I’m thankful to be able to say that I’m back in high school full time now pretending to be a normal teen. It’s a little easier now with hair on my head, but I still walk with a limp because of the surgery to remove the tumor. I know my nickname is “Queen of Cancer”. Some people avoid talking to me altogether. I guess they are worried about saying the wrong thing. On the day that I get the news that a boy I remember from the hospital has died is the same day my friend decides to have a mental break down over her hair. I can’t get out of the conversation. I tell her that my hair doesn’t look like Beyonce’s either, but at least we have hair and that’s something to celebrate. It doesn’t go over well and I go off quietly and cry in the bathroom. Why did this boy have to die? It’s just not fair. He has the same cancer as me. I can’t cry long. I need to get to Biology for a test. I need to be normal, or at least act like it.
On Friday, when my friends are going out to a movie, I’m putting on my best dress and practicing my speech one more time. I’ve been invited to speak at another charity auction for the hospital. It’s my chance to convince a large group of people to donate their hard-earned money for pediatric cancer research. After my speech a man comes up to shake my hand. As I draw my hand away I can see he has placed ten $100 bills in my palm. I only think for a second about a new pair of shoes. This goes directly to my fundraising site and we’re $1000 closer to finding a cure for cancer. I can go to a movie another day.

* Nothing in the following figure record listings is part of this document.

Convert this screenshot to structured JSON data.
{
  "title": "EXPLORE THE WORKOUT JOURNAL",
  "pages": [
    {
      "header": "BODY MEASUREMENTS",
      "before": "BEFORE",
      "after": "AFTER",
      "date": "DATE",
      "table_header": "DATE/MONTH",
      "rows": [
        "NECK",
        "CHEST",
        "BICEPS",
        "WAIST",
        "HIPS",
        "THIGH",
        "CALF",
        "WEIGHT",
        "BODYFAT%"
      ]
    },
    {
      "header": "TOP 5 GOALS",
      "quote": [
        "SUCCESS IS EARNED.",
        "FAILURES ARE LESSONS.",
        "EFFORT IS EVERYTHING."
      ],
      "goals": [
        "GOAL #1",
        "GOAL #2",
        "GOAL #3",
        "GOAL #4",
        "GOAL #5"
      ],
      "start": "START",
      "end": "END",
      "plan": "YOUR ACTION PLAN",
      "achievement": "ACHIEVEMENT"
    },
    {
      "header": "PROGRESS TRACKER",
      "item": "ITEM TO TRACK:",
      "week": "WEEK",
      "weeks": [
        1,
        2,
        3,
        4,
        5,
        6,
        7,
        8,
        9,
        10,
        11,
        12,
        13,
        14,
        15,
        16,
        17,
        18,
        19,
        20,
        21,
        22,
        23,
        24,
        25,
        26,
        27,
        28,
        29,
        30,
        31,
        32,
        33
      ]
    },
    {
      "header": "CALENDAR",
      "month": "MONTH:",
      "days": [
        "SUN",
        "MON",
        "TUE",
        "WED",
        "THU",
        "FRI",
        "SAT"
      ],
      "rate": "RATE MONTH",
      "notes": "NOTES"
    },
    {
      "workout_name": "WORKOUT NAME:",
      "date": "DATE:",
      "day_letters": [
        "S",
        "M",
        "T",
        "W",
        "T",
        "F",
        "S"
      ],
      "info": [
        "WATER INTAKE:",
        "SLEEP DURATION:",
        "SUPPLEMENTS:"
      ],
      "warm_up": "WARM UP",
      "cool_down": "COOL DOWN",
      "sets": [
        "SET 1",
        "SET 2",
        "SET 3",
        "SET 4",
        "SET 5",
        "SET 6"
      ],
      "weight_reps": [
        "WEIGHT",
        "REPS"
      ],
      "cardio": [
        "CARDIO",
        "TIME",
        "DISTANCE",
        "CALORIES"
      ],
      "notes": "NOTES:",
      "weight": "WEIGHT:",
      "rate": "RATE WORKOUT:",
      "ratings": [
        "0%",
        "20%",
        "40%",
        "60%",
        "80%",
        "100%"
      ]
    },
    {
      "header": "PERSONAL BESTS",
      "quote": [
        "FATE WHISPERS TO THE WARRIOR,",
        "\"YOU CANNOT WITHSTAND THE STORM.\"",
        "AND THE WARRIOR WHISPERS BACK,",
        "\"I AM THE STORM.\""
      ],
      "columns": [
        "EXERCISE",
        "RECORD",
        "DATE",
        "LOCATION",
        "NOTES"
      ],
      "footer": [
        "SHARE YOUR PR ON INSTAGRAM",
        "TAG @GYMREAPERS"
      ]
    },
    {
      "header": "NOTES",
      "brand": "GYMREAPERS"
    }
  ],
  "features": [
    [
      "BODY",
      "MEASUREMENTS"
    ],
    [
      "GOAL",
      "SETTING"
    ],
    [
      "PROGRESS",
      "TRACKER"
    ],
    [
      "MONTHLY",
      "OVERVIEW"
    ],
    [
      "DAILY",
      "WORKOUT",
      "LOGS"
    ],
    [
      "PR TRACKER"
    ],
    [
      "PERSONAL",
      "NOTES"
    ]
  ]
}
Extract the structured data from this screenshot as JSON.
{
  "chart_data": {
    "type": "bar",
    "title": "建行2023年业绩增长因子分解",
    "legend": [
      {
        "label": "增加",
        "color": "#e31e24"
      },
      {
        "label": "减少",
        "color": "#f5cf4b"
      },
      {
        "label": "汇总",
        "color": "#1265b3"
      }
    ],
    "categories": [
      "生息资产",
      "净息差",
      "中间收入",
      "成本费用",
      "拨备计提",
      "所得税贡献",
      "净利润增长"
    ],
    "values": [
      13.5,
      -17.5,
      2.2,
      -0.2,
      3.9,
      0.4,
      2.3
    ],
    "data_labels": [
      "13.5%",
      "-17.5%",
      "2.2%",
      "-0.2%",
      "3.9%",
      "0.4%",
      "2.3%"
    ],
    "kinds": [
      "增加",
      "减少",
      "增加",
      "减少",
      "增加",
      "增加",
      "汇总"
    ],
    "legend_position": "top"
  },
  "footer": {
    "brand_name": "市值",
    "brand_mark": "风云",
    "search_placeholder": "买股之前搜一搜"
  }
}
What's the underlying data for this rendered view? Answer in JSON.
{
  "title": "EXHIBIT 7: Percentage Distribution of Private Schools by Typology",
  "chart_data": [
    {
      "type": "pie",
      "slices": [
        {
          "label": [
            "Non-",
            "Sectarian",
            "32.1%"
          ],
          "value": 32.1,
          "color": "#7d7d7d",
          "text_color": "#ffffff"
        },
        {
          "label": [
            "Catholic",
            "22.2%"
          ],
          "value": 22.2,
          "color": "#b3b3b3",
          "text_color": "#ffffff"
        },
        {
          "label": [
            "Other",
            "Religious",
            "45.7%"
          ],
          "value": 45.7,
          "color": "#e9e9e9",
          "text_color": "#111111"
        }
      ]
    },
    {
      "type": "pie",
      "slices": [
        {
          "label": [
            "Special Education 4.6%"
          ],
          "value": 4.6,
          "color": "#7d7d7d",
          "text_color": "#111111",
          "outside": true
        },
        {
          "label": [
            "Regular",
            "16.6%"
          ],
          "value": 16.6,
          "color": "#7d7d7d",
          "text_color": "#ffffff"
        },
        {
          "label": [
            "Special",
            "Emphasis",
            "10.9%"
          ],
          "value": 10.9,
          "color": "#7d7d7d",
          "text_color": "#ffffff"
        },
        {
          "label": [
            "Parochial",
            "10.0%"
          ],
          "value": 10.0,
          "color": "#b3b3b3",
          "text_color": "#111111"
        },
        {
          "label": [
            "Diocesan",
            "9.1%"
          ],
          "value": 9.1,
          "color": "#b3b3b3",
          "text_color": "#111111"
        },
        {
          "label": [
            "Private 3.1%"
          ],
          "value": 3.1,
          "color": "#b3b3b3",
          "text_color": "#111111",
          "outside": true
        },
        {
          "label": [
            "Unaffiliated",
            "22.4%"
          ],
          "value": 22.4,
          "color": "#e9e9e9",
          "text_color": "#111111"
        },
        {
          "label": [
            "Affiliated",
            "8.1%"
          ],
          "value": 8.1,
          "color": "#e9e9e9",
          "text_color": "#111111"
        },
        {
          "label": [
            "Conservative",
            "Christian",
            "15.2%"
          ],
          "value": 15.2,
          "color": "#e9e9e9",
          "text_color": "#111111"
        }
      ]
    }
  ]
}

Looking back at the person I was before being diagnosed is in a way looking back at a completely different version of me. Cancer changed me in a lot of ways. It taught me to understand that the day to day problems I faced before being diagnosed are really not that important in the long run. It taught me to be strong, confident, brave, and to live in the present. The experience I’m having isn’t anything like that of a movie. I don’t meet drop dead gorgeous guys in the waiting room of the hospital. However, I do meet people whose stories continue to inspire me each day. There are no Augustus Waters, but every person has a unique story to tell. We are bonded together by the fact that we can no longer be a part of our normal social scene. Our sickness made that impossible. We have become each other’s family, the hospital our new home.
Although I am the person I am today because of my cancer, my cancer does not define me. It is the traits I learned through my cancer treatment that have created the new me. I guess the question is, do I enjoy the new me? Can I see all that this new me has to offer? I’m still working on these questions. If this was the movie Freaky Friday, I could go back to the person I used to be, to my normal life. I would definitely appreciate it more now. Since I can’t go back, I have no choice but to accept and embrace the new person I’ve become, and my new not-so-normal teenage life.